The reason that Linux supports more hardware devices than any other OS is that once a driver is created for Linux, it is rarely ever dropped as long as somebody cares enough about that device to continue updating the driver for the newest kernel. Devices created 15 years ago still function with Linux. In contrast, equipment created over 2 years ago often doesn’t function in Vista, because the manufacturer has no incentive to create drivers for a product which it no longer produces.
However, for most consumers, Vista is still better because it has device drivers for the devices being sold today. In contrast, in Linux you have to wait months and even years for new devices to be supported and some devices will never be supported. Most people don’t care about whether their serial modem from 15 years ago still functions, but they do care whether the hardware which they buy today will function.
I had to wait almost 3 years before linux supported hibernate and suspend on my laptop and until recently I had to tinker for several hours with ndiswrapper to run my Broadcom wireless with proprietary Windows drivers. My Texas Instruments memory card reader will probably never be supported.
Despite the dismal driver situation, we should all be optimistic because driver support is getter better all the time.
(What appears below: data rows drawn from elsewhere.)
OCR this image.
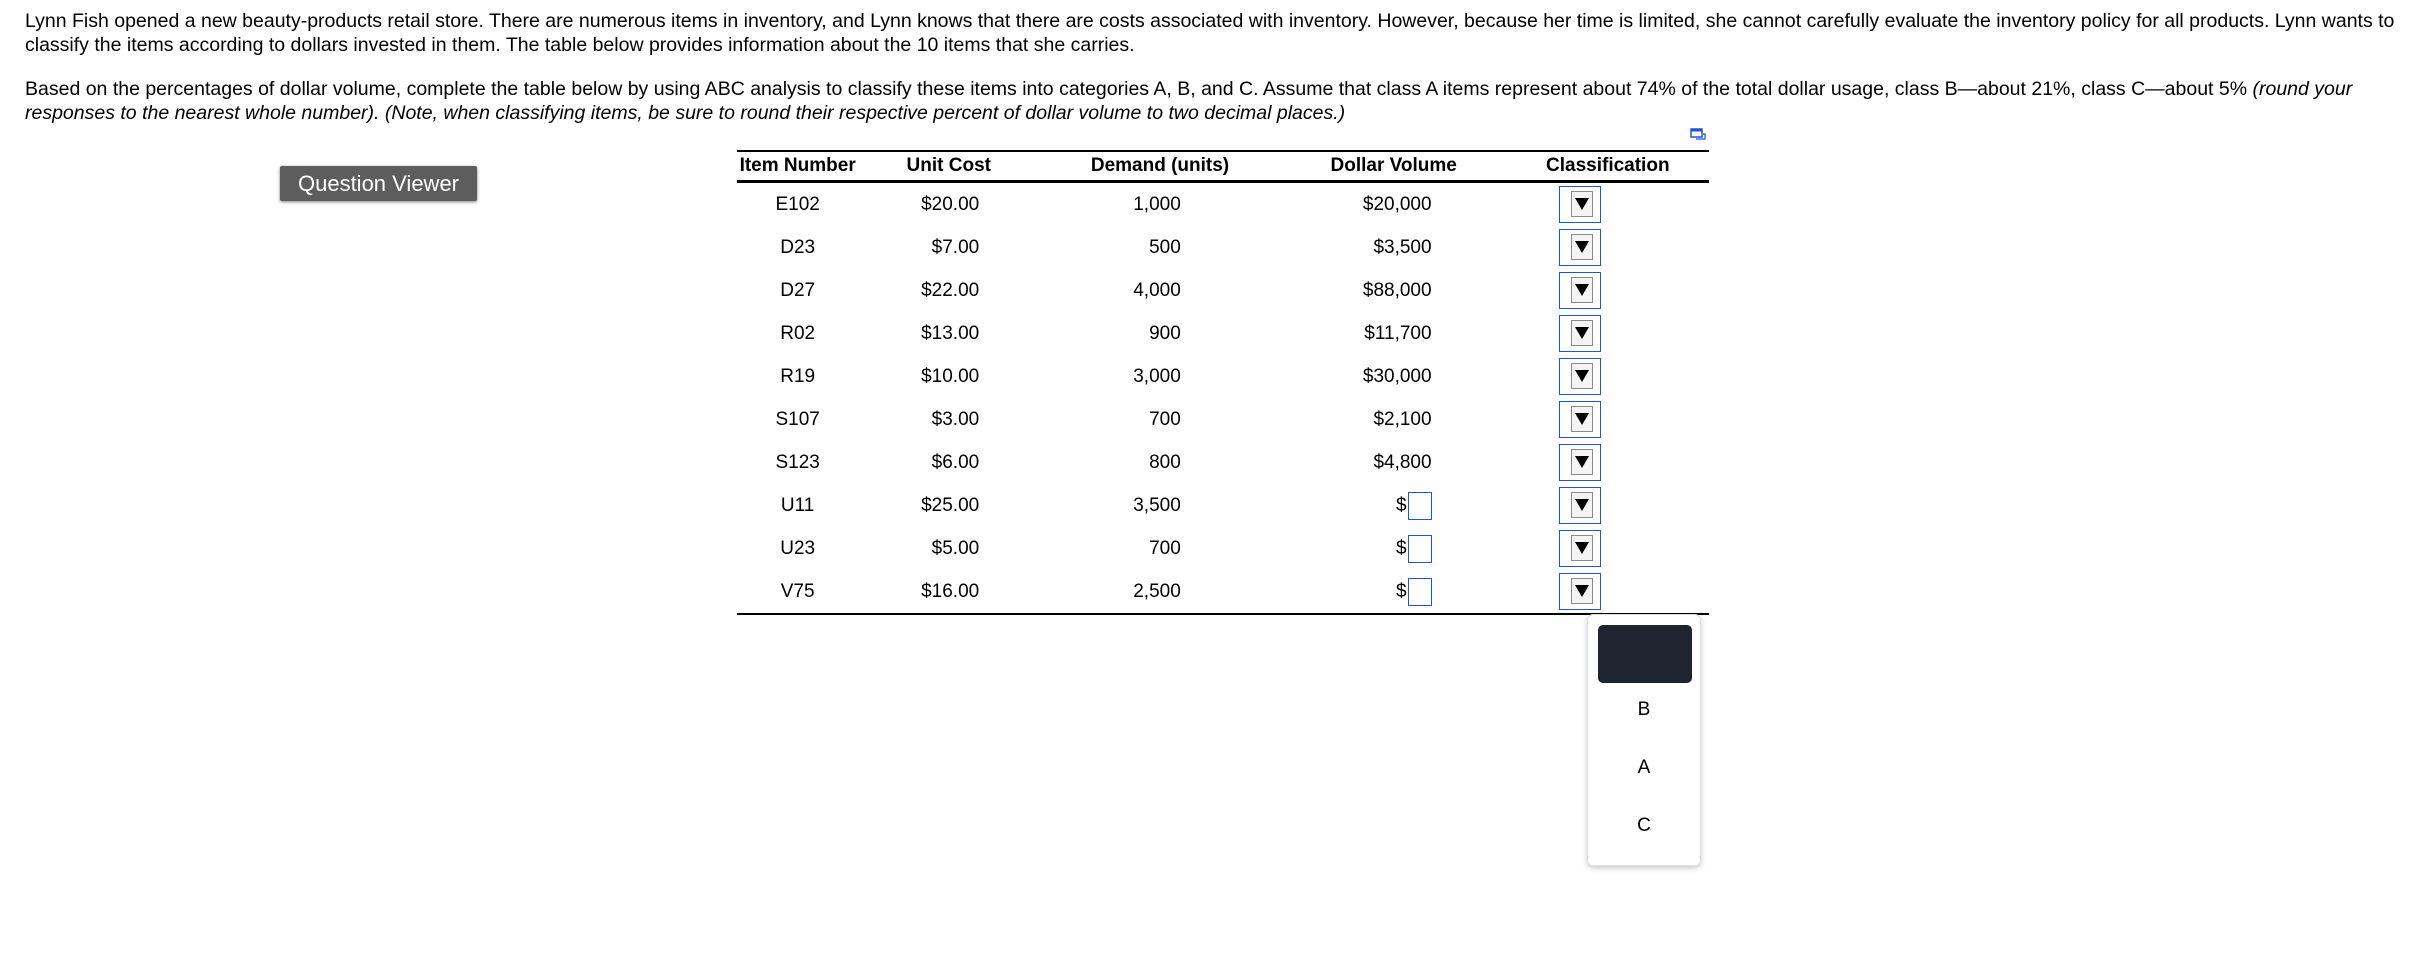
Lynn Fish opened a new beauty-products retail store. There are numerous items in inventory, and Lynn knows that there are costs associated with inventory. However, because her time is limited, she cannot carefully evaluate the inventory policy for all products. Lynn wants to classify the items according to dollars invested in them. The table below provides information about the 10 items that she carries.

Based on the percentages of dollar volume, complete the table below by using ABC analysis to classify these items into categories A, B, and C. Assume that class A items represent about 74% of the total dollar usage, class B—about 21%, class C—about 5% (round your responses to the nearest whole number). (Note, when classifying items, be sure to round their respective percent of dollar volume to two decimal places.)

Question Viewer
Item Number	Unit Cost	Demand (units)	Dollar Volume	Classification
E102	$20.00	1,000	$20,000	

D23	$7.00	500	$3,500	

D27	$22.00	4,000	$88,000	

R02	$13.00	900	$11,700	

R19	$10.00	3,000	$30,000	

S107	$3.00	700	$2,100	

S123	$6.00	800	$4,800	

U11	$25.00	3,500	$	

U23	$5.00	700	$	

V75	$16.00	2,500	$	

B
A
C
I recall trying to install GNU/Linux back in 1999 when it took many hours of painful trial and error just to get X-Windows to run correctly. In those days you had to manually enter the vertical and horizontal refresh rate on your monitor and spend hours hacking on configuration files to get anything to work. I shudder when I recall how difficult it was to install GNU/Linux and I marvel at the ease today of installing a new system. Device manufacturers are now realizing that GNU/Linux is a growing market and the open source paradigm has rocked the software industry. Now the big iron companies like IBM and SUN are pushing open source software and Linux is exploding on mobile and dedicated devices. It is just a matter of time before all manufacturers realize that they have to support their hardware with open source drivers or detailed specs if they want to reach a certain sector of the market. Intel, Via and AMD/ATI have realized that they have to support Linux. Some companies like Novell and Broadcom will try to reach the Linux market with closed source drivers, but eventually market pressures will bring them around if we as consumers raise enough fuss.
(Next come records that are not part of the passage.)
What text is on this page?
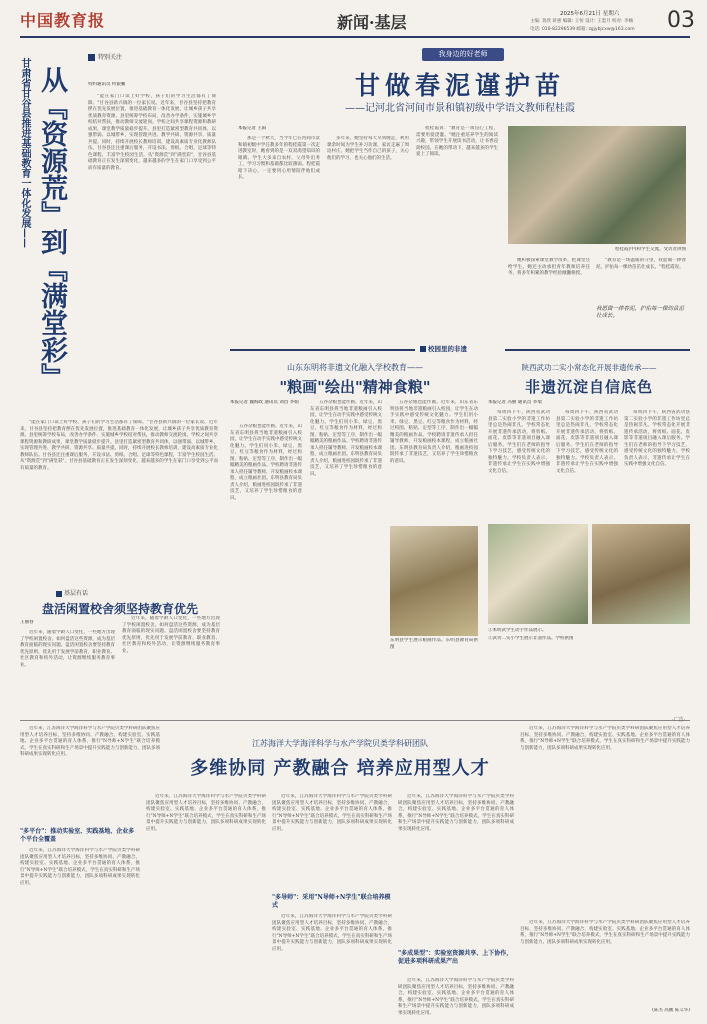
中国教育报	新闻·基层	2025年6月21日 星期六
主编: 蒋欣 蒋惠 编辑: 王恒 设计: 王墨月 校对: 李楠
电话: 010-82296539 邮箱: zgjybjcxw@163.com 03
特别关注
甘肃省甘谷县推进基础教育一体化发展—— 从『资源荒』到『满堂彩』	特约通讯员 何银鹏
"能在家门口读上好学校，孩子们的学习生活都有了保障。"甘谷县新兴镇的一位家长说。近年来，甘谷县坚持把教育摆在优先发展位置，推进基础教育一体化发展，让城乡孩子共享优质教育资源。县里统筹学校布局，改善办学条件，实施城乡学校结对帮扶，推动教师交流轮岗。学校之间共享课程资源和教研成果，课堂教学质量稳步提升。县里打造紧密型教育共同体，以强带弱、以城带乡，实现管理共进、教学共研、资源共享、质量共提。同时，持续开展校长教师培训，建设高素质专业化教师队伍。甘谷县还注重课后服务，开设书法、剪纸、合唱、足球等特色课程，丰富学生校园生活。从"资源荒"到"满堂彩"，甘谷县基础教育正在发生深刻变化，越来越多的学生在家门口享受到公平而有质量的教育。
"能在家门口读上好学校，孩子们的学习生活都有了保障。"甘谷县新兴镇的一位家长说。近年来，甘谷县坚持把教育摆在优先发展位置，推进基础教育一体化发展，让城乡孩子共享优质教育资源。县里统筹学校布局，改善办学条件，实施城乡学校结对帮扶，推动教师交流轮岗。学校之间共享课程资源和教研成果，课堂教学质量稳步提升。县里打造紧密型教育共同体，以强带弱、以城带乡，实现管理共进、教学共研、资源共享、质量共提。同时，持续开展校长教师培训，建设高素质专业化教师队伍。甘谷县还注重课后服务，开设书法、剪纸、合唱、足球等特色课程，丰富学生校园生活。从"资源荒"到"满堂彩"，甘谷县基础教育正在发生深刻变化，越来越多的学生在家门口享受到公平而有质量的教育。
我身边的好老师
甘做春泥谨护苗
——记河北省河间市景和镇初级中学语文教师程桂霞
本报记者 王阳
那是一个秋天，当今年已在河间市景和镇初级中学任教多年的程桂霞第一次走进教室时，她看到的是一双双渴望知识的眼睛。学生大多来自农村，父母外出务工，学习习惯和基础都比较薄弱。程桂霞暗下决心，一定要用心用情陪伴他们成长。
多年来，她坚持每天早到晚走，利用课余时间为学生补习功课，家访走遍了周边村庄。她把学生当作自己的孩子，关心他们的学习，也关心他们的生活。
程桂霞说："教育是一项良心工程，需要用爱浇灌。"她注重培养学生的阅读兴趣，带领学生开展读书活动，让书香浸润校园。在她的带动下，越来越多的学生爱上了阅读。
程桂霞(中)和学生交流。受访者供图
她积极探索课堂教学改革，把课堂还给学生。她还主动承担青年教师培养任务，将多年积累的教学经验倾囊相授。
"教育是一场温暖的守望，我愿做一捧春泥，护佑每一棵幼苗茁壮成长。"程桂霞说。
我愿做一捧春泥，护佑每一棵幼苗茁壮成长。
校园里的非遗
山东东明将非遗文化融入学校教育——
"粮画"绘出"精神食粮"
本报记者 魏海政 通讯员 刘昌 李娟
五谷杂粮也能作画。近年来，山东省东明县将当地非遗粮画引入校园，让学生在动手实践中感受传统文化魅力。学生们用小米、绿豆、黑豆、红豆等粮食作为材料，经过构图、粘贴、定型等工序，制作出一幅幅精美的粮画作品。学校聘请非遗传承人担任辅导教师，开发粮画校本课程，成立粮画社团。东明县教育局负责人介绍，粮画进校园既传承了非遗技艺，又培养了学生珍惜粮食的意识。
五谷杂粮也能作画。近年来，山东省东明县将当地非遗粮画引入校园，让学生在动手实践中感受传统文化魅力。学生们用小米、绿豆、黑豆、红豆等粮食作为材料，经过构图、粘贴、定型等工序，制作出一幅幅精美的粮画作品。学校聘请非遗传承人担任辅导教师，开发粮画校本课程，成立粮画社团。东明县教育局负责人介绍，粮画进校园既传承了非遗技艺，又培养了学生珍惜粮食的意识。
五谷杂粮也能作画。近年来，山东省东明县将当地非遗粮画引入校园，让学生在动手实践中感受传统文化魅力。学生们用小米、绿豆、黑豆、红豆等粮食作为材料，经过构图、粘贴、定型等工序，制作出一幅幅精美的粮画作品。学校聘请非遗传承人担任辅导教师，开发粮画校本课程，成立粮画社团。东明县教育局负责人介绍，粮画进校园既传承了非遗技艺，又培养了学生珍惜粮食的意识。
东明县学生展示粮画作品。东明县教育局供图
陕西武功二实小常态化开展非遗传承——
非遗沉淀自信底色
本报记者 冯丽 通讯员 李瑞
每周四下午，陕西省武功县第二实验小学的非遗工作坊里总是热闹非凡。学校常态化开展非遗传承活动，将剪纸、面花、皮影等非遗项目融入课后服务。学生们在老师的指导下学习技艺，感受传统文化的独特魅力。学校负责人表示，非遗传承让学生在实践中增强文化自信。
每周四下午，陕西省武功县第二实验小学的非遗工作坊里总是热闹非凡。学校常态化开展非遗传承活动，将剪纸、面花、皮影等非遗项目融入课后服务。学生们在老师的指导下学习技艺，感受传统文化的独特魅力。学校负责人表示，非遗传承让学生在实践中增强文化自信。
每周四下午，陕西省武功县第二实验小学的非遗工作坊里总是热闹非凡。学校常态化开展非遗传承活动，将剪纸、面花、皮影等非遗项目融入课后服务。学生们在老师的指导下学习技艺，感受传统文化的独特魅力。学校负责人表示，非遗传承让学生在实践中增强文化自信。
①本明武学生动手作品展示。
②武功二实小学生展示非遗作品。学校供图
基层有话
盘活闲置校舍须坚持教育优先
王丽春
近年来，随着学龄人口变化，一些地方出现了学校闲置校舍。如何盘活这些资源，成为基层教育面临的现实问题。盘活闲置校舍要坚持教育优先原则，优先用于发展学前教育、职业教育、社区教育和校外活动，让资源继续服务教育事业。
近年来，随着学龄人口变化，一些地方出现了学校闲置校舍。如何盘活这些资源，成为基层教育面临的现实问题。盘活闲置校舍要坚持教育优先原则，优先用于发展学前教育、职业教育、社区教育和校外活动，让资源继续服务教育事业。
·广告·
近年来，江苏海洋大学海洋科学与水产学院贝类学科研团队聚焦应用型人才培养目标，坚持多维协同、产教融合，构建实验室、实践基地、企业多平台贯通的育人体系，推行"N导师+N学生"联合培养模式，学生在真实科研和生产场景中提升实践能力与创新能力，团队多项科研成果实现转化应用。
江苏海洋大学海洋科学与水产学院贝类学科研团队
多维协同 产教融合 培养应用型人才
近年来，江苏海洋大学海洋科学与水产学院贝类学科研团队聚焦应用型人才培养目标，坚持多维协同、产教融合，构建实验室、实践基地、企业多平台贯通的育人体系，推行"N导师+N学生"联合培养模式，学生在真实科研和生产场景中提升实践能力与创新能力，团队多项科研成果实现转化应用。
"多平台"：推动实验室、实践基地、企业多个平台全覆盖
近年来，江苏海洋大学海洋科学与水产学院贝类学科研团队聚焦应用型人才培养目标，坚持多维协同、产教融合，构建实验室、实践基地、企业多平台贯通的育人体系，推行"N导师+N学生"联合培养模式，学生在真实科研和生产场景中提升实践能力与创新能力，团队多项科研成果实现转化应用。
近年来，江苏海洋大学海洋科学与水产学院贝类学科研团队聚焦应用型人才培养目标，坚持多维协同、产教融合，构建实验室、实践基地、企业多平台贯通的育人体系，推行"N导师+N学生"联合培养模式，学生在真实科研和生产场景中提升实践能力与创新能力，团队多项科研成果实现转化应用。
近年来，江苏海洋大学海洋科学与水产学院贝类学科研团队聚焦应用型人才培养目标，坚持多维协同、产教融合，构建实验室、实践基地、企业多平台贯通的育人体系，推行"N导师+N学生"联合培养模式，学生在真实科研和生产场景中提升实践能力与创新能力，团队多项科研成果实现转化应用。
"多导师"：采用"N导师+N学生"联合培养模式
近年来，江苏海洋大学海洋科学与水产学院贝类学科研团队聚焦应用型人才培养目标，坚持多维协同、产教融合，构建实验室、实践基地、企业多平台贯通的育人体系，推行"N导师+N学生"联合培养模式，学生在真实科研和生产场景中提升实践能力与创新能力，团队多项科研成果实现转化应用。
近年来，江苏海洋大学海洋科学与水产学院贝类学科研团队聚焦应用型人才培养目标，坚持多维协同、产教融合，构建实验室、实践基地、企业多平台贯通的育人体系，推行"N导师+N学生"联合培养模式，学生在真实科研和生产场景中提升实践能力与创新能力，团队多项科研成果实现转化应用。
"多成果型"：实验室资源共享、上下协作，促进多项科研成果产出
近年来，江苏海洋大学海洋科学与水产学院贝类学科研团队聚焦应用型人才培养目标，坚持多维协同、产教融合，构建实验室、实践基地、企业多平台贯通的育人体系，推行"N导师+N学生"联合培养模式，学生在真实科研和生产场景中提升实践能力与创新能力，团队多项科研成果实现转化应用。
近年来，江苏海洋大学海洋科学与水产学院贝类学科研团队聚焦应用型人才培养目标，坚持多维协同、产教融合，构建实验室、实践基地、企业多平台贯通的育人体系，推行"N导师+N学生"联合培养模式，学生在真实科研和生产场景中提升实践能力与创新能力，团队多项科研成果实现转化应用。
(陈杰 高鹏 陈义华)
I predict that even open source hardware will eventually dominate the market, although it will probably be a decade or two hence. Looking at the OLPC, Sun’s T1 “Niagra” chip, Via’s OpenBook laptop, the Open Graphics OGD1 video card, and the OpenMoko Neo cell phones, we can see where the rest of the industry will eventually go.
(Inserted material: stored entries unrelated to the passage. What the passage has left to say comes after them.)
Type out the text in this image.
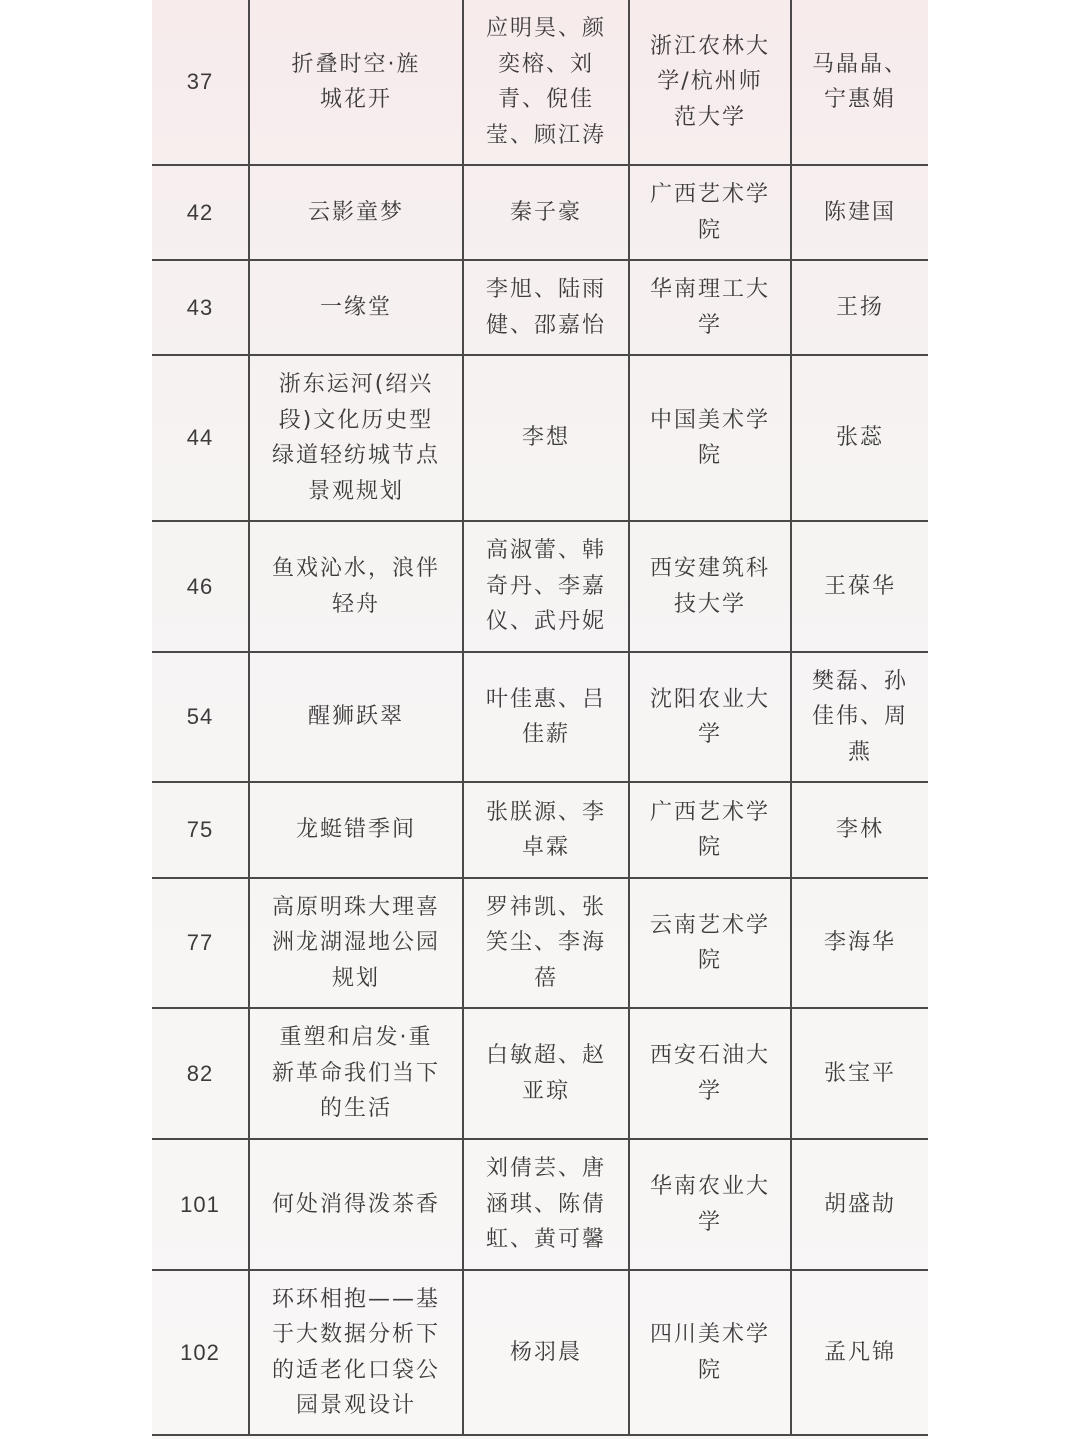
37	折叠时空·旌城花开	应明昊、颜奕榕、刘青、倪佳莹、顾江涛	浙江农林大学/杭州师范大学	马晶晶、宁惠娟
42	云影童梦	秦子豪	广西艺术学院	陈建国
43	一缘堂	李旭、陆雨健、邵嘉怡	华南理工大学	王扬
44	浙东运河(绍兴段)文化历史型绿道轻纺城节点景观规划	李想	中国美术学院	张蕊
46	鱼戏沁水，浪伴轻舟	高淑蕾、韩奇丹、李嘉仪、武丹妮	西安建筑科技大学	王葆华
54	醒狮跃翠	叶佳惠、吕佳薪	沈阳农业大学	樊磊、孙佳伟、周燕
75	龙蜓错季间	张朕源、李卓霖	广西艺术学院	李林
77	高原明珠大理喜洲龙湖湿地公园规划	罗祎凯、张笑尘、李海蓓	云南艺术学院	李海华
82	重塑和启发·重新革命我们当下的生活	白敏超、赵亚琼	西安石油大学	张宝平
101	何处消得泼茶香	刘倩芸、唐涵琪、陈倩虹、黄可馨	华南农业大学	胡盛劼
102	环环相抱——基于大数据分析下的适老化口袋公园景观设计	杨羽晨	四川美术学院	孟凡锦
The move to open source software and hardware is a big win not only for us as consumers, but it will help the environment since it will reduce the rapid turnover of hardware and the planned obsolescence in the industry. Older equipment will always be supported so there will be less need to throw away electronics and create ewaste which poisons the environment. Moreover, consumers will feel less pressure to buy new equipment because they can reuse their older equipment more easily without it becoming outdated by new operating systems and new software.